If we do not take action on the children who are out on the street,it will have a great repercussion on the development of the country.”
The Child Protection Specialist also emphasized on the need to improve on the quality of living of children in the rural area.
“In African we do not care for the rural dwellers, they are usually not able to access much opportunities out there.
The amenities are not always still the same,there is need to improve the basic way of live of the populace.”
She added that investing in children and women is paramount to the growth of the country.
“We have a situation where children are now mothers. When you do not invest into the girls,they will,not be able to add value to their lives.
We cannot talk about the convention of the child right ,without talking about their protection”.
She further added that investing and prioritizing girl’s education will be imperative to build a better nation. While noting poverty of the mind is affecting the growth of the Nigerian child.
According to her children are not being taught to realize their innate potentials from early childhood.
“There is need to teach the children on providing solutions to the challenges going on in the society .
Teachers need to begin to inculcate into the young ones to develop their entrepreneurial skills, and not depend on white collar job all the time”.

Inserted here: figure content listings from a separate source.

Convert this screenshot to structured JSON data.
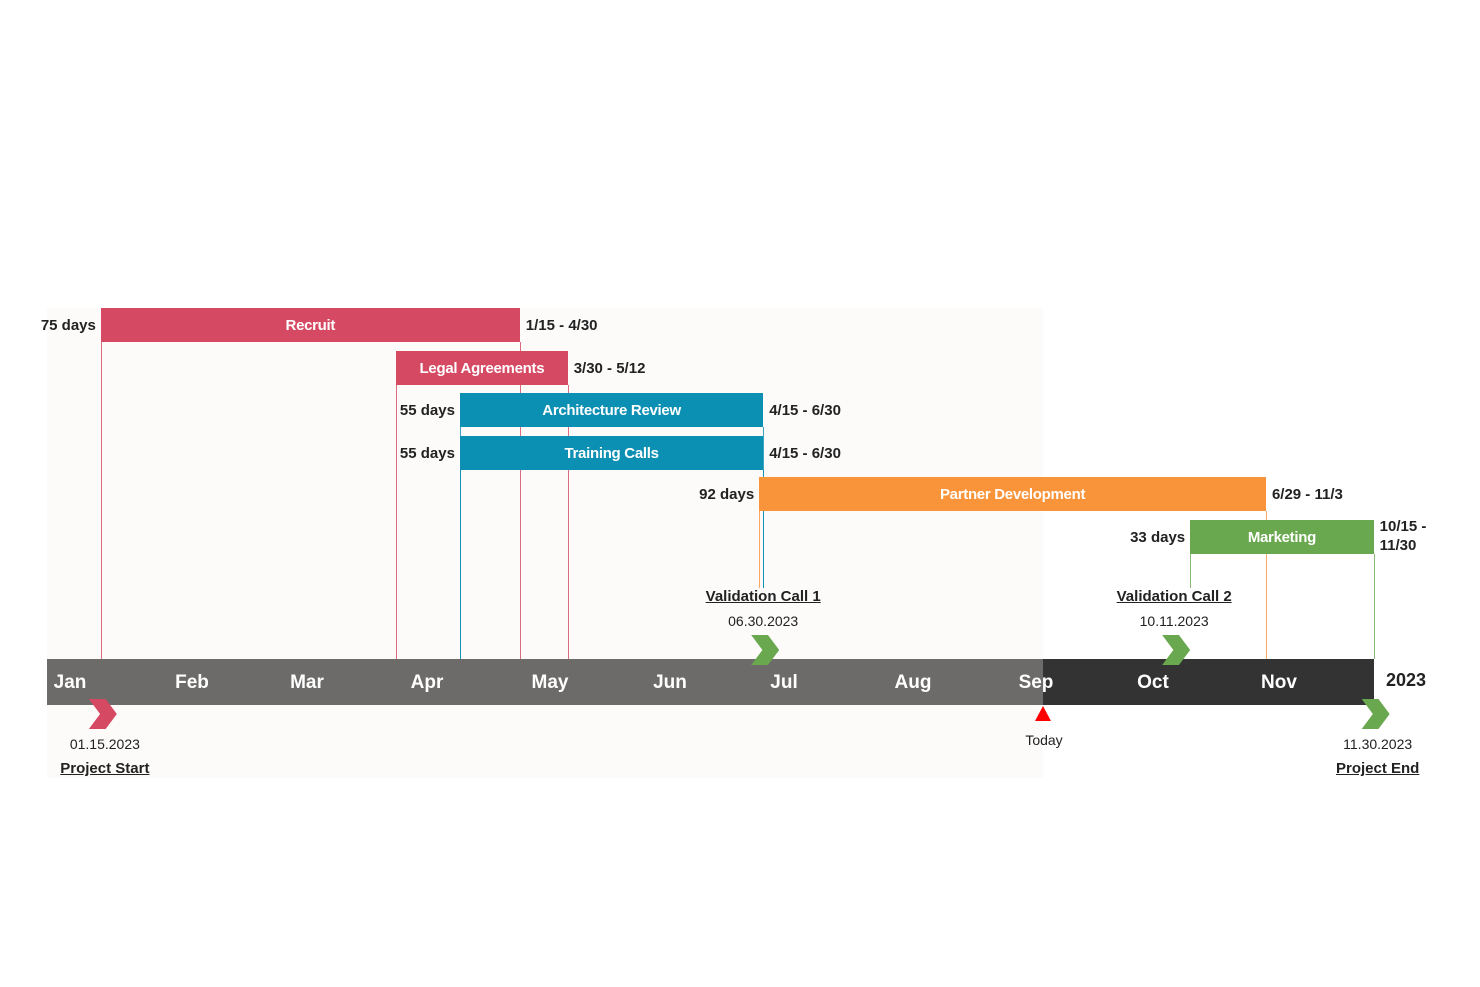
{
  "chart_data": {
    "type": "gantt",
    "year": "2023",
    "months": [
      "Jan",
      "Feb",
      "Mar",
      "Apr",
      "May",
      "Jun",
      "Jul",
      "Aug",
      "Sep",
      "Oct",
      "Nov"
    ],
    "tasks": [
      {
        "name": "Recruit",
        "start": "2023-01-15",
        "end": "2023-04-30",
        "duration_label": "75 days",
        "range_label": "1/15 - 4/30",
        "color": "#d64963"
      },
      {
        "name": "Legal Agreements",
        "start": "2023-03-30",
        "end": "2023-05-12",
        "duration_label": "",
        "range_label": "3/30 - 5/12",
        "color": "#d64963"
      },
      {
        "name": "Architecture Review",
        "start": "2023-04-15",
        "end": "2023-06-30",
        "duration_label": "55 days",
        "range_label": "4/15 - 6/30",
        "color": "#0b8fb3"
      },
      {
        "name": "Training Calls",
        "start": "2023-04-15",
        "end": "2023-06-30",
        "duration_label": "55 days",
        "range_label": "4/15 - 6/30",
        "color": "#0b8fb3"
      },
      {
        "name": "Partner Development",
        "start": "2023-06-29",
        "end": "2023-11-03",
        "duration_label": "92 days",
        "range_label": "6/29 - 11/3",
        "color": "#f9943b"
      },
      {
        "name": "Marketing",
        "start": "2023-10-15",
        "end": "2023-11-30",
        "duration_label": "33 days",
        "range_label": "10/15 - 11/30",
        "color": "#6aa84f"
      }
    ],
    "milestones": [
      {
        "name": "Validation Call 1",
        "date": "2023-06-30",
        "date_label": "06.30.2023",
        "position": "above",
        "color": "#6aa84f"
      },
      {
        "name": "Validation Call 2",
        "date": "2023-10-11",
        "date_label": "10.11.2023",
        "position": "above",
        "color": "#6aa84f"
      },
      {
        "name": "Project Start",
        "date": "2023-01-15",
        "date_label": "01.15.2023",
        "position": "below",
        "color": "#d64963"
      },
      {
        "name": "Project End",
        "date": "2023-11-30",
        "date_label": "11.30.2023",
        "position": "below",
        "color": "#6aa84f"
      }
    ],
    "today_label": "Today",
    "colors": {
      "axis_past": "#6d6b69",
      "axis_future": "#333333",
      "today_marker": "#ff0000"
    }
  }
}
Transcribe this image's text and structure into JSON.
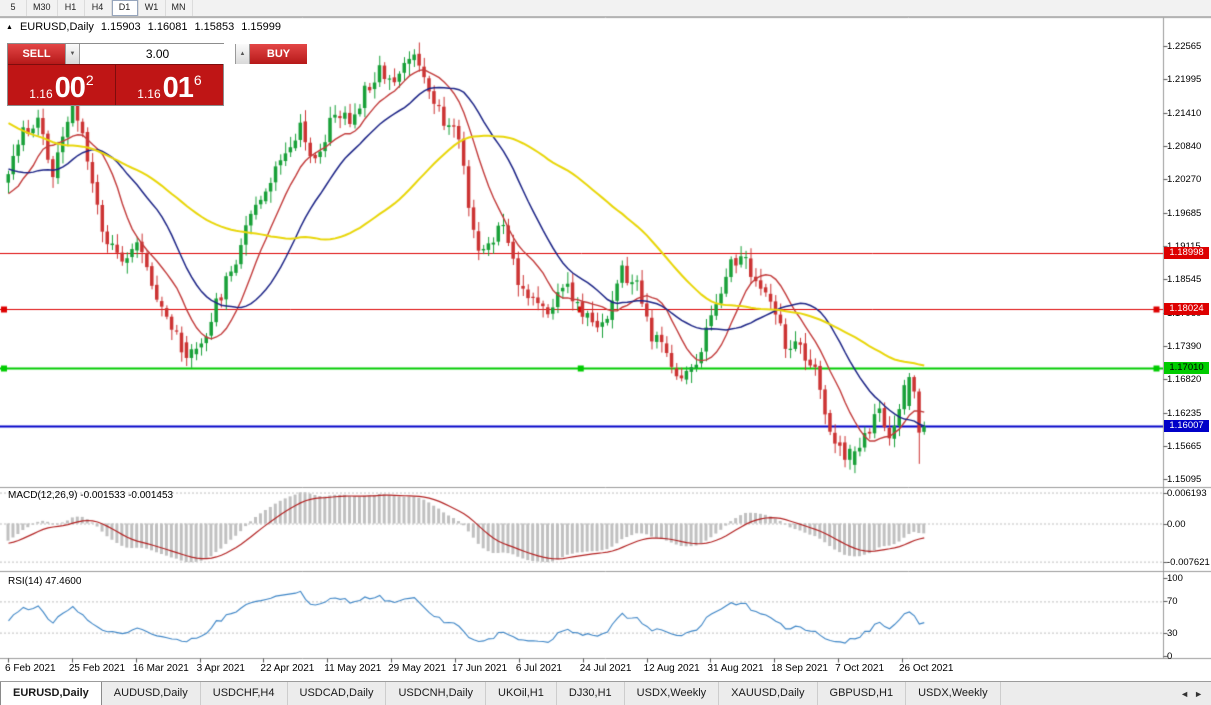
{
  "toolbar": {
    "timeframes": [
      {
        "label": "5",
        "active": false
      },
      {
        "label": "M30",
        "active": false
      },
      {
        "label": "H1",
        "active": false
      },
      {
        "label": "H4",
        "active": false
      },
      {
        "label": "D1",
        "active": true
      },
      {
        "label": "W1",
        "active": false
      },
      {
        "label": "MN",
        "active": false
      }
    ]
  },
  "chart": {
    "symbol_period": "EURUSD,Daily",
    "ohlc": {
      "open": "1.15903",
      "high": "1.16081",
      "low": "1.15853",
      "close": "1.15999"
    }
  },
  "trade_panel": {
    "sell_label": "SELL",
    "buy_label": "BUY",
    "volume": "3.00",
    "sell_price": {
      "big_prefix": "1.16",
      "big": "00",
      "sup": "2"
    },
    "buy_price": {
      "big_prefix": "1.16",
      "big": "01",
      "sup": "6"
    }
  },
  "price_axis": {
    "labels": [
      "1.22565",
      "1.21995",
      "1.21410",
      "1.20840",
      "1.20270",
      "1.19685",
      "1.19115",
      "1.18545",
      "1.17960",
      "1.17390",
      "1.16820",
      "1.16235",
      "1.15665",
      "1.15095"
    ]
  },
  "hlines": [
    {
      "price": 1.18998,
      "label": "1.18998",
      "color": "#dd0000",
      "text": "#ffffff",
      "width": 1,
      "selected": false
    },
    {
      "price": 1.18024,
      "label": "1.18024",
      "color": "#dd0000",
      "text": "#ffffff",
      "width": 1,
      "selected": true
    },
    {
      "price": 1.1701,
      "label": "1.17010",
      "color": "#00cc00",
      "text": "#000000",
      "width": 2,
      "selected": true
    },
    {
      "price": 1.16007,
      "label": "1.16007",
      "color": "#0000c8",
      "text": "#ffffff",
      "width": 2,
      "selected": false
    }
  ],
  "macd": {
    "label": "MACD(12,26,9) -0.001533 -0.001453",
    "axis": [
      "0.006193",
      "0.00",
      "-0.007621"
    ],
    "params": {
      "fast": 12,
      "slow": 26,
      "signal": 9
    }
  },
  "rsi": {
    "label": "RSI(14) 47.4600",
    "axis": [
      "100",
      "70",
      "30",
      "0"
    ],
    "period": 14
  },
  "date_axis": [
    "6 Feb 2021",
    "25 Feb 2021",
    "16 Mar 2021",
    "3 Apr 2021",
    "22 Apr 2021",
    "11 May 2021",
    "29 May 2021",
    "17 Jun 2021",
    "6 Jul 2021",
    "24 Jul 2021",
    "12 Aug 2021",
    "31 Aug 2021",
    "18 Sep 2021",
    "7 Oct 2021",
    "26 Oct 2021"
  ],
  "tabs": [
    {
      "label": "EURUSD,Daily",
      "active": true
    },
    {
      "label": "AUDUSD,Daily",
      "active": false
    },
    {
      "label": "USDCHF,H4",
      "active": false
    },
    {
      "label": "USDCAD,Daily",
      "active": false
    },
    {
      "label": "USDCNH,Daily",
      "active": false
    },
    {
      "label": "UKOil,H1",
      "active": false
    },
    {
      "label": "DJ30,H1",
      "active": false
    },
    {
      "label": "USDX,Weekly",
      "active": false
    },
    {
      "label": "XAUUSD,Daily",
      "active": false
    },
    {
      "label": "GBPUSD,H1",
      "active": false
    },
    {
      "label": "USDX,Weekly",
      "active": false
    }
  ],
  "tabbar_nav": {
    "left": "◄",
    "right": "►"
  },
  "colors": {
    "bull": "#18a038",
    "bear": "#cc3333",
    "macd_hist": "#c0c0c0",
    "macd_signal": "#b22222",
    "rsi_line": "#3d85c6",
    "grid_dotted": "#bdbdbd",
    "pane_border": "#9a9a9a"
  },
  "series": {
    "count": 186,
    "warmup": 60,
    "seed": 11,
    "anchors": [
      [
        -60,
        1.225
      ],
      [
        -48,
        1.232
      ],
      [
        -38,
        1.218
      ],
      [
        -28,
        1.2105
      ],
      [
        -18,
        1.213
      ],
      [
        -10,
        1.202
      ],
      [
        -4,
        1.1975
      ],
      [
        0,
        1.2045
      ],
      [
        3,
        1.2105
      ],
      [
        6,
        1.2135
      ],
      [
        9,
        1.203
      ],
      [
        13,
        1.216
      ],
      [
        16,
        1.207
      ],
      [
        19,
        1.1935
      ],
      [
        23,
        1.1895
      ],
      [
        26,
        1.1915
      ],
      [
        29,
        1.185
      ],
      [
        33,
        1.177
      ],
      [
        36,
        1.172
      ],
      [
        39,
        1.1745
      ],
      [
        43,
        1.183
      ],
      [
        46,
        1.189
      ],
      [
        49,
        1.1975
      ],
      [
        53,
        1.2025
      ],
      [
        56,
        1.208
      ],
      [
        59,
        1.212
      ],
      [
        62,
        1.2055
      ],
      [
        66,
        1.2145
      ],
      [
        69,
        1.2125
      ],
      [
        72,
        1.218
      ],
      [
        75,
        1.222
      ],
      [
        78,
        1.2195
      ],
      [
        82,
        1.225
      ],
      [
        85,
        1.2185
      ],
      [
        88,
        1.2125
      ],
      [
        91,
        1.2105
      ],
      [
        93,
        1.199
      ],
      [
        95,
        1.1895
      ],
      [
        98,
        1.1925
      ],
      [
        100,
        1.196
      ],
      [
        103,
        1.1855
      ],
      [
        106,
        1.1815
      ],
      [
        109,
        1.179
      ],
      [
        112,
        1.185
      ],
      [
        115,
        1.1805
      ],
      [
        118,
        1.1775
      ],
      [
        121,
        1.179
      ],
      [
        124,
        1.1865
      ],
      [
        127,
        1.184
      ],
      [
        130,
        1.1755
      ],
      [
        133,
        1.1725
      ],
      [
        136,
        1.168
      ],
      [
        139,
        1.1715
      ],
      [
        142,
        1.1785
      ],
      [
        145,
        1.187
      ],
      [
        148,
        1.1895
      ],
      [
        151,
        1.185
      ],
      [
        154,
        1.181
      ],
      [
        157,
        1.1745
      ],
      [
        160,
        1.173
      ],
      [
        163,
        1.169
      ],
      [
        165,
        1.1625
      ],
      [
        167,
        1.157
      ],
      [
        170,
        1.1535
      ],
      [
        173,
        1.158
      ],
      [
        176,
        1.163
      ],
      [
        178,
        1.158
      ],
      [
        180,
        1.1635
      ],
      [
        182,
        1.169
      ],
      [
        183,
        1.166
      ],
      [
        184,
        1.159
      ],
      [
        185,
        1.15999
      ]
    ],
    "overrides": [
      [
        36,
        1.1745,
        1.1756,
        1.1704,
        1.1718
      ],
      [
        37,
        1.1718,
        1.1742,
        1.1701,
        1.1733
      ],
      [
        169,
        1.1572,
        1.1583,
        1.1529,
        1.1542
      ],
      [
        170,
        1.1542,
        1.1568,
        1.1525,
        1.1561
      ],
      [
        182,
        1.1635,
        1.1692,
        1.1628,
        1.1685
      ],
      [
        183,
        1.1685,
        1.1688,
        1.1648,
        1.166
      ],
      [
        184,
        1.166,
        1.1665,
        1.1535,
        1.1589
      ]
    ],
    "last_candle": {
      "open": 1.15903,
      "high": 1.16081,
      "low": 1.15853,
      "close": 1.15999
    },
    "ma": [
      {
        "period": 10,
        "color": "#c23b3b"
      },
      {
        "period": 21,
        "color": "#1c2486"
      },
      {
        "period": 50,
        "color": "#e8d60a"
      }
    ]
  }
}
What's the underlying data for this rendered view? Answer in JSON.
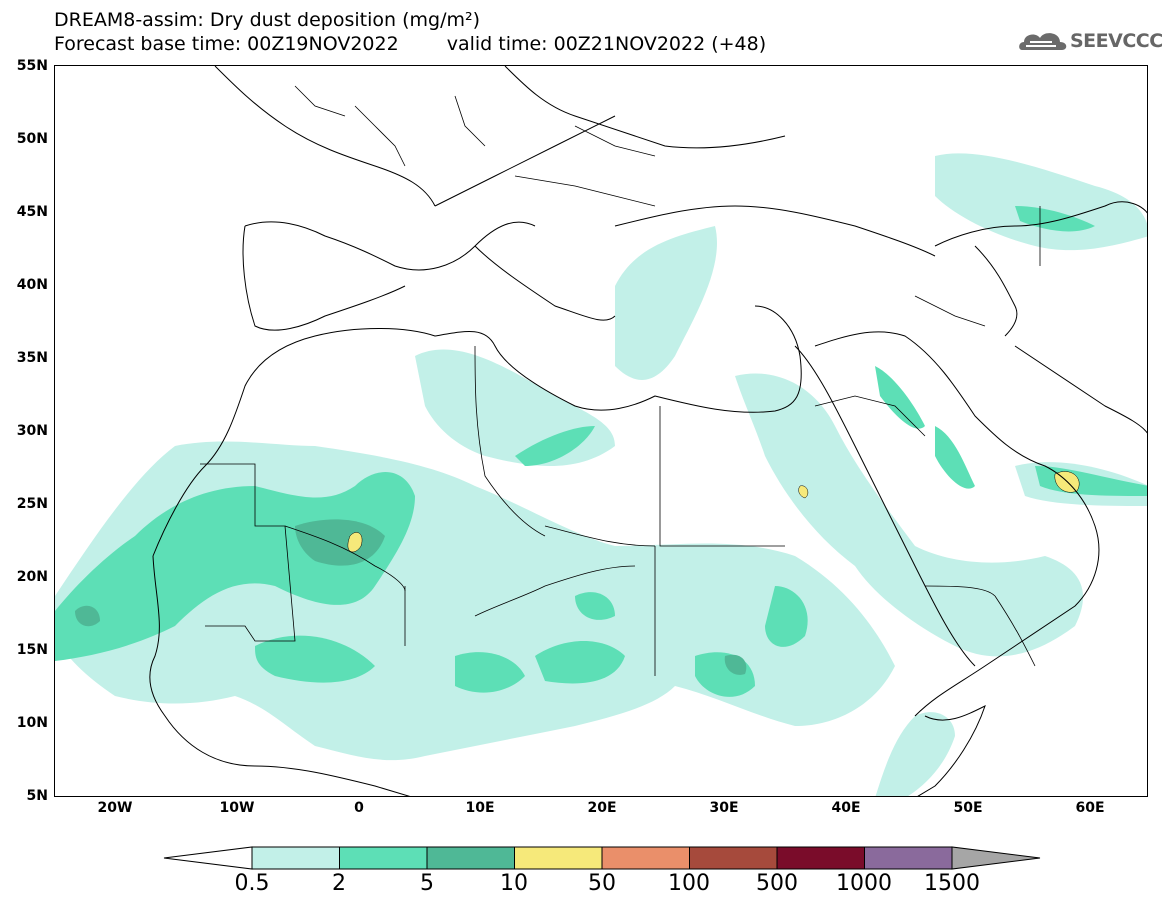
{
  "header": {
    "title_line1": "DREAM8-assim: Dry dust deposition (mg/m²)",
    "base_time": "Forecast base time: 00Z19NOV2022",
    "valid_time": "valid time: 00Z21NOV2022 (+48)"
  },
  "logo": {
    "text": "SEEVCCC",
    "icon": "cloud-icon"
  },
  "axes": {
    "lat_labels": [
      "55N",
      "50N",
      "45N",
      "40N",
      "35N",
      "30N",
      "25N",
      "20N",
      "15N",
      "10N",
      "5N"
    ],
    "lon_labels": [
      "20W",
      "10W",
      "0",
      "10E",
      "20E",
      "30E",
      "40E",
      "50E",
      "60E"
    ]
  },
  "legend": {
    "labels": [
      "0.5",
      "2",
      "5",
      "10",
      "50",
      "100",
      "500",
      "1000",
      "1500"
    ],
    "colors": [
      "#ffffff",
      "#c2f0e8",
      "#5ddfb6",
      "#4fb896",
      "#f6e97a",
      "#ea8f6a",
      "#a64a3c",
      "#7a0c2a",
      "#8a6a9c",
      "#a6a6a6"
    ]
  }
}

The Convention on the Rights of the Child (CRC) was adopted by the General Assembly of the United Nations by its resolution of 20th November, 1989 which has the same meaning for people in all parts of the world. While laying down common standards, the Convention takes into account the different cultural, social economic and political realities of individual States so that each state may seek its own means to implement the rights common to all.